Industrial development being built near Long Beach Airport

Construction is underway on a $95-million collection of industrial buildings at Douglas Park, a former aerospace manufacturing base next to the Long Beach Airport.

Sares-Regis Group is constructing seven buildings with a combined 667,000 square feet that it hopes to sell. The fact that the Irvine developer is building on speculation — without a buyer or tenant lined up — is a sign of how healthy the regional industrial property market has become.

"We expect a great deal of buyer interest because the Long Beach and South Bay area is one of the nation's tightest industrial markets," said Larry Lukanish, senior vice president at Sares-Regis.

The South Bay industrial market, which includes Long Beach, has one of the lowest vacancy rates of any major market in the United States, Lukanish said. South Bay vacancy settled at 3.4% at the end of last year, according to data from brokerage CB Richard Ellis, which is marketing the project.

When completed this summer, the buildings will range from 33,455 square feet to 170,673 square feet. The complex will be known as Pacific Pointe.

The 260-acre Douglas Park was approved by city leaders in 2004. It was intended to revive the site of the defunctBoeing Co.aircraft manufacturing plant, built by Douglas Aircraft Co., which once employed about 50,000 people. Aviation entrepreneur Donald Douglas founded the company that merged with McDonnell Aircraft Corp. in 1967 to form McDonnell Douglas Corp., which was acquired by Boeing in 1997.

A Boeing facility that makes the C-17 military aircraft still operates adjacent to Douglas Park.

Skid row hotel is renovated

A skid row hotel notorious for being one of the worst drug-trafficking locales in Los Angeles has been transformed through a $28-million makeover into housing for low-income residents.

SRO Housing Corp. bought the Ford Hotel in 2008 and renovated it. It now contains 150 studio units with kitchenettes and full bathrooms — an upgrade from the communal restrooms of the past.

Residents have access to computers, a television lounge and a private tiled courtyard.

The Ford was built in 1925 as a six-story residence hotel with 295 units. As the neighborhood deteriorated in the mid 20th century, the Ford grew into one of the most dangerous housing complexes in the city.

In 2004, The Times reported that police had taken 111 crime reports there during the previous 19 months and made 21 arrests for offenses such as drug sales, domestic violence, shoplifting, robbery and homicide. They removed four bodies.

The badly deteriorated structure at 1002 E. 7th St. had to be gutted during the renovation and even required replacement of its rotted support columns, said architect Wade Killefer of Killefer Flammang Architects, the Santa Monica firm that redesigned the Ford.

Hotel occupants include formerly homeless people suffering from mental illness and low-income residents.

The renovation was funded by grants from the Los Angeles County Department of Mental Health, Los Angeles Community Redevelopment Agency and tax credits, Joseph Corcoran of SRO Housing said.
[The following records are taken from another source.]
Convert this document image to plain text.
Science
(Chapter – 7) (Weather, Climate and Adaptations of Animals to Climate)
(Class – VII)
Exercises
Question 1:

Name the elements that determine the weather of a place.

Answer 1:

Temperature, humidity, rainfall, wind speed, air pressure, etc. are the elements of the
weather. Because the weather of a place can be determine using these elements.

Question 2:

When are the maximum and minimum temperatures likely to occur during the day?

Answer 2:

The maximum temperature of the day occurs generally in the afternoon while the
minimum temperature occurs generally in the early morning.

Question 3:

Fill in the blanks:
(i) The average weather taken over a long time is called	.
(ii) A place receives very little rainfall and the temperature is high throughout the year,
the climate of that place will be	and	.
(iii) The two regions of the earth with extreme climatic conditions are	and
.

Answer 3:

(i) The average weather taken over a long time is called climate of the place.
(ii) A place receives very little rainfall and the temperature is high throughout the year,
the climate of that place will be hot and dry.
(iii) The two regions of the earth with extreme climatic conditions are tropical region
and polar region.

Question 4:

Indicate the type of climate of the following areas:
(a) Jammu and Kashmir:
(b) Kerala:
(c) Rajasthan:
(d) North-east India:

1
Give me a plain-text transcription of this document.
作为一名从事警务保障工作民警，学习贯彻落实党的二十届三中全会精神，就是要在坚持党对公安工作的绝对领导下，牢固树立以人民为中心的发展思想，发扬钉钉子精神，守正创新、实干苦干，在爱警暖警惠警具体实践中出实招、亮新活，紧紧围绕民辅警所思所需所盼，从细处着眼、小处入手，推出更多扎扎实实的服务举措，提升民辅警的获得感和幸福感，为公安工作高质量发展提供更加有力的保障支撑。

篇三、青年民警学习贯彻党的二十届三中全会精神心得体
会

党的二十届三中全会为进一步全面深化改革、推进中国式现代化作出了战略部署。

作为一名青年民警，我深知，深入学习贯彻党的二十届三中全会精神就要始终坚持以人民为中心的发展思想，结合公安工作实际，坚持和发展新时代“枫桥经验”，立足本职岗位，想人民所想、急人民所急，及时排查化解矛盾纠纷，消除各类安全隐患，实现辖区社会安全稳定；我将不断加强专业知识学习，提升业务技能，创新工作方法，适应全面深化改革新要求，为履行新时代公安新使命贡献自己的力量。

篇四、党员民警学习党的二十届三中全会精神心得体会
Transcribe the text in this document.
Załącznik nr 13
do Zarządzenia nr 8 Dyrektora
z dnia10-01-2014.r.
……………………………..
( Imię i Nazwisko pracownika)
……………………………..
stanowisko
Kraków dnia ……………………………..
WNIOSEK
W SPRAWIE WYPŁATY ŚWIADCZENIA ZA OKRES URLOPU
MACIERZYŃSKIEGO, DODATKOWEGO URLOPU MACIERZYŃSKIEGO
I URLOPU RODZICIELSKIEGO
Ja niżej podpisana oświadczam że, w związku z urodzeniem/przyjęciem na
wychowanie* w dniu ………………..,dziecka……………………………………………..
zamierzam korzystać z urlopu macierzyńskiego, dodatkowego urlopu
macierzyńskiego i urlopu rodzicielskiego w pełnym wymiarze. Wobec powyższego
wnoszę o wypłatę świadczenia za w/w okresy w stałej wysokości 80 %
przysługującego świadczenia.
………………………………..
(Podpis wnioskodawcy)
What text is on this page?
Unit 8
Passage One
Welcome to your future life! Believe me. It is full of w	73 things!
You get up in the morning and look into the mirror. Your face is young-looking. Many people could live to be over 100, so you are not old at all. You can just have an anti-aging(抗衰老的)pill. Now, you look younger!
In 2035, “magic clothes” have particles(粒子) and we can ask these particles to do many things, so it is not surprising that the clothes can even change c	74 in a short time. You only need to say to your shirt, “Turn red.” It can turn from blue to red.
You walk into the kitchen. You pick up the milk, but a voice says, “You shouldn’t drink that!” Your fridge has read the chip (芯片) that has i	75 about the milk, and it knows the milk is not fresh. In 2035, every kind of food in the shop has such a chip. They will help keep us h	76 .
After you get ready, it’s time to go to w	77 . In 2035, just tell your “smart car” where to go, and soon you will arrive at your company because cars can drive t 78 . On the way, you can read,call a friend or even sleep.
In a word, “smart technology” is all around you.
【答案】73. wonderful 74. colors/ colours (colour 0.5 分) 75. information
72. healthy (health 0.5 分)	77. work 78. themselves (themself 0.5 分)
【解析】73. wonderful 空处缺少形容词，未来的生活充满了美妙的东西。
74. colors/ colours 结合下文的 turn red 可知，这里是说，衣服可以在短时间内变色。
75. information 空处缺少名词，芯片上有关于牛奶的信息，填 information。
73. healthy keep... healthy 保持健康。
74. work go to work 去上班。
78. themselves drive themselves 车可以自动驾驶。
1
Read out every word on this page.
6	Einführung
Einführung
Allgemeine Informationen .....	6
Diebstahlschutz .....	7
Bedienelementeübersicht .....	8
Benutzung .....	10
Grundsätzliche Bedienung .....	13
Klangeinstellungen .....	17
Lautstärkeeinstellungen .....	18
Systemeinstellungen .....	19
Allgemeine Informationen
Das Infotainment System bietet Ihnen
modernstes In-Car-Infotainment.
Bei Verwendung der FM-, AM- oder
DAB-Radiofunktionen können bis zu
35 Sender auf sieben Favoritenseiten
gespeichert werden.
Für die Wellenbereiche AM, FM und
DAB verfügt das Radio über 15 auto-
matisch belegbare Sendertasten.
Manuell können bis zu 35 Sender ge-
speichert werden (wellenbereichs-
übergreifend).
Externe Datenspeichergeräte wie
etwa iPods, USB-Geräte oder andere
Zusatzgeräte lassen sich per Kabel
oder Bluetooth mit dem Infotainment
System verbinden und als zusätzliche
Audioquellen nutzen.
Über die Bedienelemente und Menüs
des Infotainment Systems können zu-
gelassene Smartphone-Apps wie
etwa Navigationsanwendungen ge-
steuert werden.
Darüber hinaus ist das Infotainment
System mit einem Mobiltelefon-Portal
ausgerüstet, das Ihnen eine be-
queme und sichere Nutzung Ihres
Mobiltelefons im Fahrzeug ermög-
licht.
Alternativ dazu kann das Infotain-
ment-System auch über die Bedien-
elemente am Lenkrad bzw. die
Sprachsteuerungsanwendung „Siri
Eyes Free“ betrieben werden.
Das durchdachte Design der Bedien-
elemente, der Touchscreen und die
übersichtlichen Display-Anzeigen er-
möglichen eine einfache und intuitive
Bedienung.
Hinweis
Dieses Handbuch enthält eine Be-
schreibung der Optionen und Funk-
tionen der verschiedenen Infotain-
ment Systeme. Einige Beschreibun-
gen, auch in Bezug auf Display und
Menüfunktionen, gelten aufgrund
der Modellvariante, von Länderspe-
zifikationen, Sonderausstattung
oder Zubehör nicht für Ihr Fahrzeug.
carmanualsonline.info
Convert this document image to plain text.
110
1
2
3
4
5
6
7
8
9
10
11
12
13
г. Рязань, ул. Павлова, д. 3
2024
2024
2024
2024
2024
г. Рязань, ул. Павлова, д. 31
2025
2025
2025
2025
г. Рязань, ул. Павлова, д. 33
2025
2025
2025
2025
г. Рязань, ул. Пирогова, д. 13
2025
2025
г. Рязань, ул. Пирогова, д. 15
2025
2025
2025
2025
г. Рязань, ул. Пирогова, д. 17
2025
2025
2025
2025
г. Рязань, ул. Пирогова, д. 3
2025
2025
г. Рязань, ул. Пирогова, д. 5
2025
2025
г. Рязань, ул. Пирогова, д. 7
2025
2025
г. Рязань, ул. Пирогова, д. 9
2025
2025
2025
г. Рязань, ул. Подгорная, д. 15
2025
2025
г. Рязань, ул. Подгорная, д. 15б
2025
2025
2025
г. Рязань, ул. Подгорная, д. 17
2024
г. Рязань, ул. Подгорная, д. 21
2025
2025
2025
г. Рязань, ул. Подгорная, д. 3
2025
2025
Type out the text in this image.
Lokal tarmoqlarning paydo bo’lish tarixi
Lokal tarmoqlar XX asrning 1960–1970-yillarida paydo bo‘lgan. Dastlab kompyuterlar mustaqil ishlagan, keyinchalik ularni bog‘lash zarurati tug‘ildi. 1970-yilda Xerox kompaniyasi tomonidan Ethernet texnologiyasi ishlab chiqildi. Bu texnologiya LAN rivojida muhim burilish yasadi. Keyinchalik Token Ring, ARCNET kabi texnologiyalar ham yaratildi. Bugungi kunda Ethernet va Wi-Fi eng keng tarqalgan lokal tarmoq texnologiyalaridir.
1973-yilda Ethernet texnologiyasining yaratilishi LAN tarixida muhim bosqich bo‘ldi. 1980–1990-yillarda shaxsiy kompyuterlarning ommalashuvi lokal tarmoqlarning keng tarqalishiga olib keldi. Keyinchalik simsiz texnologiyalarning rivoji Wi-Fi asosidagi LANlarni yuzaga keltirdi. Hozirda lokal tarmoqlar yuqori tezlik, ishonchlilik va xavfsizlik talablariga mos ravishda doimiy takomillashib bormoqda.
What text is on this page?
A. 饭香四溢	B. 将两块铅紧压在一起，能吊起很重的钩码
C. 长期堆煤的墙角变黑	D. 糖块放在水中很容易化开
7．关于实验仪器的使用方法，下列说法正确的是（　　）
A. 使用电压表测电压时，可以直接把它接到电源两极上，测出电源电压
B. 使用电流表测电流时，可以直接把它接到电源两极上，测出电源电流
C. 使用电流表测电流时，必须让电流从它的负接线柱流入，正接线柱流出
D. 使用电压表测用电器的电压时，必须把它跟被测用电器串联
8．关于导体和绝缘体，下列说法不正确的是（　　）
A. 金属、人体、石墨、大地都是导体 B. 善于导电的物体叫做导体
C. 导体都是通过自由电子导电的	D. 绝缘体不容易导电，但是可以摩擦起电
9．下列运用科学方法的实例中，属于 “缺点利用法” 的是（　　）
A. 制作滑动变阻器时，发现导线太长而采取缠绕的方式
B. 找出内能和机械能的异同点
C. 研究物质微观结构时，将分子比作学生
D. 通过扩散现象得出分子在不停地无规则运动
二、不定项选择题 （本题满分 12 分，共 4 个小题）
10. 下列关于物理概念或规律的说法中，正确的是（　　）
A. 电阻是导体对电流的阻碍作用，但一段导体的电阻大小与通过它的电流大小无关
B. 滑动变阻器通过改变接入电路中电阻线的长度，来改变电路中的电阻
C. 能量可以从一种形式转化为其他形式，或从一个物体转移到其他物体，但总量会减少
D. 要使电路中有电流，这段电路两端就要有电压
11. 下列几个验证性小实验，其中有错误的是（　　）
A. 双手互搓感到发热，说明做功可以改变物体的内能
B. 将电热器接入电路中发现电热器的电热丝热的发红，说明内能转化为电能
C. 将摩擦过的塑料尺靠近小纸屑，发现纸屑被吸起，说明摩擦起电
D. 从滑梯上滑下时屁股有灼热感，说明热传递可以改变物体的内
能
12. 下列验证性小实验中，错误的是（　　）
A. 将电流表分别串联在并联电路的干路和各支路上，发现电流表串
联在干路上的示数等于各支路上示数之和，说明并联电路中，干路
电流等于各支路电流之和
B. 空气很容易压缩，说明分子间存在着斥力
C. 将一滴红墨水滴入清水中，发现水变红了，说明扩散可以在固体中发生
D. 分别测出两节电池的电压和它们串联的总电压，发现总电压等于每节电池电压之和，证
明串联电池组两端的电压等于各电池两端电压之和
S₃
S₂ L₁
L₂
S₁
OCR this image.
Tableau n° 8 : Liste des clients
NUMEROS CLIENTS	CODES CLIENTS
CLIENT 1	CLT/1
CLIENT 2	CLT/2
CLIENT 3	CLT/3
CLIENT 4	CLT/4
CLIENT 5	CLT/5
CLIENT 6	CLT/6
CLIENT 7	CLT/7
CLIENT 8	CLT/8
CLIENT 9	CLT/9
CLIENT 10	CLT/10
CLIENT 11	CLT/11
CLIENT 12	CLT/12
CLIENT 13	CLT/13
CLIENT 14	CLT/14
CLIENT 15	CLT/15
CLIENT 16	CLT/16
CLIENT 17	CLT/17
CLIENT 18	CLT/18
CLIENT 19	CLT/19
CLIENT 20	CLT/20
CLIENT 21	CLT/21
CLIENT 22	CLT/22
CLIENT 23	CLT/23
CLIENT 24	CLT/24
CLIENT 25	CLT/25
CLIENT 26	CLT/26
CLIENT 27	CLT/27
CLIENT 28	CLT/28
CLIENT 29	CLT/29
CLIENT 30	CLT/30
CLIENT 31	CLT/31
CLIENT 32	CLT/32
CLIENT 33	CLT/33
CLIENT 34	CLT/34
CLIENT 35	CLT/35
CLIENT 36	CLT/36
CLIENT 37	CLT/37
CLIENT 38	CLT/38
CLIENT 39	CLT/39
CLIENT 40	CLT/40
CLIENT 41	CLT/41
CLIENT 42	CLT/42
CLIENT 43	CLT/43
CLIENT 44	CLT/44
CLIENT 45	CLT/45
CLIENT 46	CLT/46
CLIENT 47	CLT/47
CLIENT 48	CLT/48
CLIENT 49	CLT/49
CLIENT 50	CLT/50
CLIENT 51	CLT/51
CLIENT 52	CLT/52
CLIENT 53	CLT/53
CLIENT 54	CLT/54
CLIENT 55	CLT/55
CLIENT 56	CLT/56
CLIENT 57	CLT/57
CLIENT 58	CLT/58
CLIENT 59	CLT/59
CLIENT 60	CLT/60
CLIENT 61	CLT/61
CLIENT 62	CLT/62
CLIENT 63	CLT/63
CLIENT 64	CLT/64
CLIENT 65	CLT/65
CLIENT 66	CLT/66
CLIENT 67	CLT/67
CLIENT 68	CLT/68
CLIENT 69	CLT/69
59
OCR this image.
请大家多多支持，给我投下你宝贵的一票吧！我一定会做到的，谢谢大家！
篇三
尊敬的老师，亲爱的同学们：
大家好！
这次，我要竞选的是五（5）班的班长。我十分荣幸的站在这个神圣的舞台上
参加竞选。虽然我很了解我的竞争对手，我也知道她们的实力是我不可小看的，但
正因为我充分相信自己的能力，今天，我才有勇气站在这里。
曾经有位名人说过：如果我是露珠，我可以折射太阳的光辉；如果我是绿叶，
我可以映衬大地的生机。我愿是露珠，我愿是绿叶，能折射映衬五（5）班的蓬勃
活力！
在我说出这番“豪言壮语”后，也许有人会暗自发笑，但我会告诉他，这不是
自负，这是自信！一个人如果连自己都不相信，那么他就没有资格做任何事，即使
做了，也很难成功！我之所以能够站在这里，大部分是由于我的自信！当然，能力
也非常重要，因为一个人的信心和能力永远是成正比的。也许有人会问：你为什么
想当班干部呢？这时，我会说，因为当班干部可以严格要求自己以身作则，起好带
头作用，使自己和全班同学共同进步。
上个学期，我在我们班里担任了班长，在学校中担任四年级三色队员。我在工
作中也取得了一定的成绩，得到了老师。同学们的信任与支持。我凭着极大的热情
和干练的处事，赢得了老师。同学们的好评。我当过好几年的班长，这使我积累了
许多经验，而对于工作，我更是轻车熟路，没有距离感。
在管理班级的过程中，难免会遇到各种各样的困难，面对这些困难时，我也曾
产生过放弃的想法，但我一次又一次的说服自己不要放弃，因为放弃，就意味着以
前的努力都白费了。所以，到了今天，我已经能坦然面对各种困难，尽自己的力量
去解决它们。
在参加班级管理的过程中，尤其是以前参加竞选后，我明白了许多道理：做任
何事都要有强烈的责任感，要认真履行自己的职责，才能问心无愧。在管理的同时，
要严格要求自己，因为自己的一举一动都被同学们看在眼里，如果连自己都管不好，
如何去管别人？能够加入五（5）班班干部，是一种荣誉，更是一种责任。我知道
Inter/Media will relocate to Woodland Hills

Marketing firm Inter/Media Group of Cos. will relocate to Woodland Hills from Encino next month as it becomes the largest tenant in two buildings the company bought.

Inter/Media will occupy two of the three floors in the larger of two buildings encompassing 40,000 square feet at 22110 and 22120 Clarendon St. The value of the purchase and improvements is $10 million, the company said.

The curving design of Inter/Media's new offices mimics the sound wave for the word "yes."

"We love the voiceprint embodied in our new headquarters that is a positive expression of engagement," Chief Executive Robert Yallen said.